Com o avanço das investigações foi possível chegar ao possível autor do crime que, segundo apurado, recaem suspeitas da prática de outros homicídios. Atualmente, encontra-se preso preventivamente pela prática de outro crime de homicídio, ocorrido, aproximadamente, 8 (oito) meses após a morte de ARI. Na operação foi decretada nova prisão preventiva pela 3ª Vara Federal Criminal.
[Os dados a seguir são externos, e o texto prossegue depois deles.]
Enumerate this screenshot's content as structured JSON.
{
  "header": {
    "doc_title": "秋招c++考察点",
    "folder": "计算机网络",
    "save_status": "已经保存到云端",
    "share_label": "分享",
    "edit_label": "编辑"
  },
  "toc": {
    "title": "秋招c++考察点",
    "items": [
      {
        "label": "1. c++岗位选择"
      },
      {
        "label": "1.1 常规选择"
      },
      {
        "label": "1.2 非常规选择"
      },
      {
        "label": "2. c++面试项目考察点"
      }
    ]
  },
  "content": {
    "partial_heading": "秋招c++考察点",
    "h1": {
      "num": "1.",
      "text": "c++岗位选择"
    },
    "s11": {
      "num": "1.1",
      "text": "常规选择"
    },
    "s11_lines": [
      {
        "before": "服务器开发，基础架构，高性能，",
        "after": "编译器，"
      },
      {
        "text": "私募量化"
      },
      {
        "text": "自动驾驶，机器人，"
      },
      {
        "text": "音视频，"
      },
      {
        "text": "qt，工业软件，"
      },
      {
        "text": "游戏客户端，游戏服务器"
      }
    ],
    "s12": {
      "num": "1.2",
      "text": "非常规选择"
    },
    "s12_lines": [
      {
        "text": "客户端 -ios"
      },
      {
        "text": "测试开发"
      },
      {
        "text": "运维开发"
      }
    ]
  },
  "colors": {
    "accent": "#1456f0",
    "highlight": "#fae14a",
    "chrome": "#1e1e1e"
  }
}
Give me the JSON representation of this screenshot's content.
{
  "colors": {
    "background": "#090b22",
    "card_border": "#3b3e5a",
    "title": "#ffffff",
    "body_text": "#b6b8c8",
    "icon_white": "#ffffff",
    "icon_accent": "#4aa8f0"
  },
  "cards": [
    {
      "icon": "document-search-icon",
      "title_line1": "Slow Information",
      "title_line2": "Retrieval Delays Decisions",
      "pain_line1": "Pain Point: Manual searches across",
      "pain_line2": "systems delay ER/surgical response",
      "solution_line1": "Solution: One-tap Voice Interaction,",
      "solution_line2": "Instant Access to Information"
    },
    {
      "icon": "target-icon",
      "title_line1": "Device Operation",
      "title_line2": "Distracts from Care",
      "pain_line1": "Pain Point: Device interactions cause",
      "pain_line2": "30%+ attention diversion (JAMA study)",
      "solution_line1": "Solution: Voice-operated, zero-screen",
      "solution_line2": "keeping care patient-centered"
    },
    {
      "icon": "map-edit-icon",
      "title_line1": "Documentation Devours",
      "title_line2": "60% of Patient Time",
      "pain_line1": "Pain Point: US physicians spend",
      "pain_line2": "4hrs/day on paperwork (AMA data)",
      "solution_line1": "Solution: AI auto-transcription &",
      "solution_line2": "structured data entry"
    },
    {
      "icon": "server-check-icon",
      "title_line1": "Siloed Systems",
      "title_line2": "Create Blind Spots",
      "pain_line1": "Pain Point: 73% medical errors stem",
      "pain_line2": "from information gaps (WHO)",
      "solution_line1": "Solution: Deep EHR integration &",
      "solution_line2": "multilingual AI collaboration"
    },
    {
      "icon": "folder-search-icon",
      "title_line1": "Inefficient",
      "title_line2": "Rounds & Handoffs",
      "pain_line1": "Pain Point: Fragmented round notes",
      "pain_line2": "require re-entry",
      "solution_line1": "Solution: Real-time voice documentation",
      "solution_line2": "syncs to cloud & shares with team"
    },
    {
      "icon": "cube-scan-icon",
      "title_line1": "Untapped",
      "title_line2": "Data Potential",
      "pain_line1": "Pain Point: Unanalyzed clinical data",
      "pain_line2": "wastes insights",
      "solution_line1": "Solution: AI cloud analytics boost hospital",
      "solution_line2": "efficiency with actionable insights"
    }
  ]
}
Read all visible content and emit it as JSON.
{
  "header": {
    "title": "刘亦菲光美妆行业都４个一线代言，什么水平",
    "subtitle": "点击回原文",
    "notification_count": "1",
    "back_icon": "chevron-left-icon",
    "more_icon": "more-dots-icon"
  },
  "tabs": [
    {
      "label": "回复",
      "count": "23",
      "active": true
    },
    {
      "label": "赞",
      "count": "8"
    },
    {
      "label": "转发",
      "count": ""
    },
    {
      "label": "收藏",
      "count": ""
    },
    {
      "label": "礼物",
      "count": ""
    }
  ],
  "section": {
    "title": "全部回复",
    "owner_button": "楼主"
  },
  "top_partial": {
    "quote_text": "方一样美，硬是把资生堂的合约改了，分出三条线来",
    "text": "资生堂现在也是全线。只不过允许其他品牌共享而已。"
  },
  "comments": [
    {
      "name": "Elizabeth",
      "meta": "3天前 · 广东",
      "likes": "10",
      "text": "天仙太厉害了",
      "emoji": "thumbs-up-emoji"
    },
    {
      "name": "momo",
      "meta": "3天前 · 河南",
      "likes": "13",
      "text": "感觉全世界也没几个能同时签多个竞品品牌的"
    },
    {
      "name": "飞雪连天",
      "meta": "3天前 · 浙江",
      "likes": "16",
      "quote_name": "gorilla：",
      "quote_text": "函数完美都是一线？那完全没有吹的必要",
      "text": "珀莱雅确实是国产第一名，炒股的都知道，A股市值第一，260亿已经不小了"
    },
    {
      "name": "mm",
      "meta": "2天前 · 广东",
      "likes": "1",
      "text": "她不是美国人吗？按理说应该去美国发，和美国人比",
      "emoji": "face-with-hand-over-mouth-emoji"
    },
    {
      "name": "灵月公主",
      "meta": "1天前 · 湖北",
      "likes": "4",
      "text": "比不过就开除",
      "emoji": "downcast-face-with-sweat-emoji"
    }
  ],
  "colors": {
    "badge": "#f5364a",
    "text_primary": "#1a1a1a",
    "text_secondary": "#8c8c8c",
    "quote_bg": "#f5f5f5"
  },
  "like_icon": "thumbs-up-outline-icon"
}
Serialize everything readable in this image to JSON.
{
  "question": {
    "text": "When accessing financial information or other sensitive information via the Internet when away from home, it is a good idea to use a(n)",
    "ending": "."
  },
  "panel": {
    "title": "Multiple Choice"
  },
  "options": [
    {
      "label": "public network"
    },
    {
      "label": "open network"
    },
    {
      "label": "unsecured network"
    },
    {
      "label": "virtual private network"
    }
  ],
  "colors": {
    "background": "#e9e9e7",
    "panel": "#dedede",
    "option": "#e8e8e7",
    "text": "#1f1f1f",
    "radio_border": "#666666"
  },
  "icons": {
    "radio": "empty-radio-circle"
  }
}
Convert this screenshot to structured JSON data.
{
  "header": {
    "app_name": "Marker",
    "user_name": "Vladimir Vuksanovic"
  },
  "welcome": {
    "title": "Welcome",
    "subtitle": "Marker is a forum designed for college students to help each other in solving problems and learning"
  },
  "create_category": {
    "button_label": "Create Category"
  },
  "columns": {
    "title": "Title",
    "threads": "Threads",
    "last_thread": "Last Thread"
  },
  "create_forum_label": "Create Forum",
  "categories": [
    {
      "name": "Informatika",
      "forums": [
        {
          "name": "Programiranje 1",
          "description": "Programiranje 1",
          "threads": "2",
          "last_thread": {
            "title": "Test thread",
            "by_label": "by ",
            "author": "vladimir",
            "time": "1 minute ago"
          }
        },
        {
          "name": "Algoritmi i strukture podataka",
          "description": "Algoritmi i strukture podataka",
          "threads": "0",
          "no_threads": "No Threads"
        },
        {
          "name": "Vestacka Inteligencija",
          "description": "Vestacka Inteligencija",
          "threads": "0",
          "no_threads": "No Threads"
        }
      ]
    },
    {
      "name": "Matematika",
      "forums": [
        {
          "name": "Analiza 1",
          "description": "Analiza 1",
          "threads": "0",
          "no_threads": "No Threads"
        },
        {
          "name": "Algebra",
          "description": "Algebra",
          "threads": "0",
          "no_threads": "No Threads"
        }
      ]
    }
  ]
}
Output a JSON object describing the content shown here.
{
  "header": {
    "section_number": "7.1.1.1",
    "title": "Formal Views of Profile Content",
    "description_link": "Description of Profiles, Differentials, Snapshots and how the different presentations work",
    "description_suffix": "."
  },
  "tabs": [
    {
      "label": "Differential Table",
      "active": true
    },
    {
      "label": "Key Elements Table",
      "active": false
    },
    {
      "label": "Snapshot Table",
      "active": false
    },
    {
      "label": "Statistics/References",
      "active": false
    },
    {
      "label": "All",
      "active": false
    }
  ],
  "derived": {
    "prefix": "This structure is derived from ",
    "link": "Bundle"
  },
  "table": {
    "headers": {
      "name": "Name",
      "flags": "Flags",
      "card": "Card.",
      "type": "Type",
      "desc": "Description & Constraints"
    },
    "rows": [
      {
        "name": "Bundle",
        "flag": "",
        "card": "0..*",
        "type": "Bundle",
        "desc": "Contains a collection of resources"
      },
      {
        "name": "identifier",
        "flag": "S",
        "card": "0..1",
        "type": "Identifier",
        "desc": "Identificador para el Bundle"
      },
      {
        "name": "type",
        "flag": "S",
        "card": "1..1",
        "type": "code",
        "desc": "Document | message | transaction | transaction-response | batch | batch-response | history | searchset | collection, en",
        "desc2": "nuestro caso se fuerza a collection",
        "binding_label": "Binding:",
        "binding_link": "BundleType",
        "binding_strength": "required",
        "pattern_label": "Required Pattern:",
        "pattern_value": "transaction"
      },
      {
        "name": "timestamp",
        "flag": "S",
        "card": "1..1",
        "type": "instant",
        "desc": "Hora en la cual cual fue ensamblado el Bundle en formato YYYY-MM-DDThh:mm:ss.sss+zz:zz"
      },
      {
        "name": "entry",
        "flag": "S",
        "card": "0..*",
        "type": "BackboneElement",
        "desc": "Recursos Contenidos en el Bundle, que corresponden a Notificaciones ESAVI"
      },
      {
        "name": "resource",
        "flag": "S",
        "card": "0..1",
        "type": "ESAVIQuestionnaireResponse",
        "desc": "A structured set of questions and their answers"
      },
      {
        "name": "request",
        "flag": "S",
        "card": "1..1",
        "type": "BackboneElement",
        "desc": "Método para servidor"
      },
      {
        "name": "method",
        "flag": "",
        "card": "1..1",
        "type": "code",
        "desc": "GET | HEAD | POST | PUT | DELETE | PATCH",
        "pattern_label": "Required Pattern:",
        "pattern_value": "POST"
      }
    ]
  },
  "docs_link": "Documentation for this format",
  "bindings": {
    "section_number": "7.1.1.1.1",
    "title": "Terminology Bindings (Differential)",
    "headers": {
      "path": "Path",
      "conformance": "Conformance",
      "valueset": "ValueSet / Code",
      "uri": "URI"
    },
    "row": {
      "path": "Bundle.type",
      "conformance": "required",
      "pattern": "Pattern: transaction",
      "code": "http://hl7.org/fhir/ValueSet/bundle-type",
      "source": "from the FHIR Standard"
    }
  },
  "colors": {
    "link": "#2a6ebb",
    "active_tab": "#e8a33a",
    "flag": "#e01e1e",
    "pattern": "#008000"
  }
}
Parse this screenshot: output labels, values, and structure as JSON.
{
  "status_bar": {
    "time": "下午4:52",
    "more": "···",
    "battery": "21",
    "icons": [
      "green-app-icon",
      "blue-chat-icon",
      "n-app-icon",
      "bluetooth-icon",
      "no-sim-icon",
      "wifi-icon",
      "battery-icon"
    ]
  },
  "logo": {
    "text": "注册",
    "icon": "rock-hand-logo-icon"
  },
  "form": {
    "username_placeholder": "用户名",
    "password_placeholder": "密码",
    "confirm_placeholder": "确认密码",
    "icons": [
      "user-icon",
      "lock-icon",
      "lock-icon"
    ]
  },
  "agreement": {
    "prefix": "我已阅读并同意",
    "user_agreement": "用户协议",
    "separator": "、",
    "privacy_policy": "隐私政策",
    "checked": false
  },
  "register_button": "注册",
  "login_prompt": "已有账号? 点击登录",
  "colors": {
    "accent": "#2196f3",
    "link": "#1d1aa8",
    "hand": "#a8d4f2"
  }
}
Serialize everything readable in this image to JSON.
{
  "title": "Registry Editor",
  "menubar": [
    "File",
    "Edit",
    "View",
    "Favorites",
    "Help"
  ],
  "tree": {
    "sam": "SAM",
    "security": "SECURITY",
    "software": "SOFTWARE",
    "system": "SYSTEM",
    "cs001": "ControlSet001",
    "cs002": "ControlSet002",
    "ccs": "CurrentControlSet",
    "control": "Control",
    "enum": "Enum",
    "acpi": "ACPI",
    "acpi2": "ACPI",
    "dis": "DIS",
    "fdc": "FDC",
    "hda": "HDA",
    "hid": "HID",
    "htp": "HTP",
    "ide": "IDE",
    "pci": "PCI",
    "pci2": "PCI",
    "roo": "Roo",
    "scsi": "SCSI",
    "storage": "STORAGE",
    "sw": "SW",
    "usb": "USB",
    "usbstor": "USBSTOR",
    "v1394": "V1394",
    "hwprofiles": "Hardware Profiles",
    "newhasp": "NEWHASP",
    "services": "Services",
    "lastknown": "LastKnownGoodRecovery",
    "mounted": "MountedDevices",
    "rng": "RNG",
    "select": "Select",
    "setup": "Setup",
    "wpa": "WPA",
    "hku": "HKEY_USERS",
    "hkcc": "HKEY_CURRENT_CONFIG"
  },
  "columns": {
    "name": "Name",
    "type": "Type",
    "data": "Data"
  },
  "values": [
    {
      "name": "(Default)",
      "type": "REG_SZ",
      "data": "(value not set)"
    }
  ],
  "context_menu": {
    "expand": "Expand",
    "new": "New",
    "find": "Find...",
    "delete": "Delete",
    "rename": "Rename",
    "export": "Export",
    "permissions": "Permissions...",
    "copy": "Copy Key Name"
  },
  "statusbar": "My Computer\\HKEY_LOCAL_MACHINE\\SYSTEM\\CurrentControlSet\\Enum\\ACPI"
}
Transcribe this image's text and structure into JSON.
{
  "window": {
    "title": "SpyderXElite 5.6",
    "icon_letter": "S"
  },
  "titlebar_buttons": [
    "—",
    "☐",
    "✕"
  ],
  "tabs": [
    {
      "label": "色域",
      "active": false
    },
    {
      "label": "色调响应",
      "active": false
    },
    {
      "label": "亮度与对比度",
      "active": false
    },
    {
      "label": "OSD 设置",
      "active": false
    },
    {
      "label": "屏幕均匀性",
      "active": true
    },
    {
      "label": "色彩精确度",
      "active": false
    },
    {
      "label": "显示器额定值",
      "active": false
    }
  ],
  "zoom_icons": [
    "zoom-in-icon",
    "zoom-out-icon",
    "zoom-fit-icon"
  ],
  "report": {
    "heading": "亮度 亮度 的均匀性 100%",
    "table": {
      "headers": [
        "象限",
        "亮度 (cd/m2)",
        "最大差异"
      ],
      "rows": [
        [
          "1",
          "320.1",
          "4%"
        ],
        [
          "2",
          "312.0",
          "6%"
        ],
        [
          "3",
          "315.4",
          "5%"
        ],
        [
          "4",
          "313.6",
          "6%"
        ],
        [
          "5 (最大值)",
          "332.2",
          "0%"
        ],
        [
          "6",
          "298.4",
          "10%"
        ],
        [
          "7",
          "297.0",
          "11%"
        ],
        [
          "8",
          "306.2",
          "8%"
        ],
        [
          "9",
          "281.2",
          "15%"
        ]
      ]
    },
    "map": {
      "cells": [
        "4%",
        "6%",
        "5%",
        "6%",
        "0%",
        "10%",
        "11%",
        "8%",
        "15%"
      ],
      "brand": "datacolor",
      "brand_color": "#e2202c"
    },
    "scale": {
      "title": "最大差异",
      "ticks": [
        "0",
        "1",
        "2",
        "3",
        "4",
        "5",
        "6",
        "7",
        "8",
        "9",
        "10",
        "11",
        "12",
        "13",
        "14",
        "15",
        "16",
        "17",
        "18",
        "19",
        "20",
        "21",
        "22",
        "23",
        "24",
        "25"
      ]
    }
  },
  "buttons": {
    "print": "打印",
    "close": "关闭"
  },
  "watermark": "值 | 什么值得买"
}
A motivação do crime ainda será melhor esclarecido pela Polícia Federal de Ji-Paraná, que está à frente das investigações.
Conforme dispõe o art. 7º do Código de Processo Penal, para verificar a possibilidade de haver a infração sido praticada de determinado modo, a Polícia Federal irá proceder, antes do término das investigações, à reprodução simulada dos fatos visando confrontar as possíveis versões para a dinâmica do crime de homicídio qualificado. A pena para este crime pode chegar até 30 anos (Art. 121, §2º, IV, do Código Penal).
Neidinha Suruí, ativista indígena e fundadora da Kanindé– Associação de Defesa Etnoambiental, acompanhou de perto a luta pela busca de respostas e justiça, junto com a família e lideranças do povo URU EU WAU WAU, também conversou com nossa equipe e disse: “ A prisão me deixa um pouco mais aliviada, pois estamos esperando isto desde 2020, e esperamos que a Justiça seja feita, e que sejam retirados todos os invasores da Terra Indígena Uru-eu-wau-wau. É super importante que a Policia Federal dê continuidade as operações de fiscalização. O Ari era um protetor da floresta, e sua luta tem que continuar. É fundamental que a PF der continuidade as ações de proteção do território, pois o que temos visto é que a grilagem de terra, o roubo de madeira e garimpo tem gerado cada vez mais violência, e precisamos ter paz e sossego.” Afirma a ativista.
E agora ?
Quando perguntado o que se espera a partir de agora o irmão de Ari respondeu: “Que seremos reconhecido e respeitado, porque sem respeito somos sujeito a qualquer discriminação e ameaças.” Diz a liderança indígena.
Já a sobrinha do Guerreiro assassinado diz que espera que de fato a justiça seja feita: “Que haja realmente uma justiça, que ele não saia tão cedo da prisão, apesar de eleter sido preso ainda temos o medo e é o que estamos acostumados a ver, ver pessoas como esse assassino ser preso e poucos dias depois ser solto.” Afirma.
De acordo com a PF, o suspeito cumpre outro mandado de prisão preventiva devido a outra acusação de homicídio supostamente comedido 08 meses após a morte de Ari. As causas dos assassinatos ainda devem ser esclarecidas.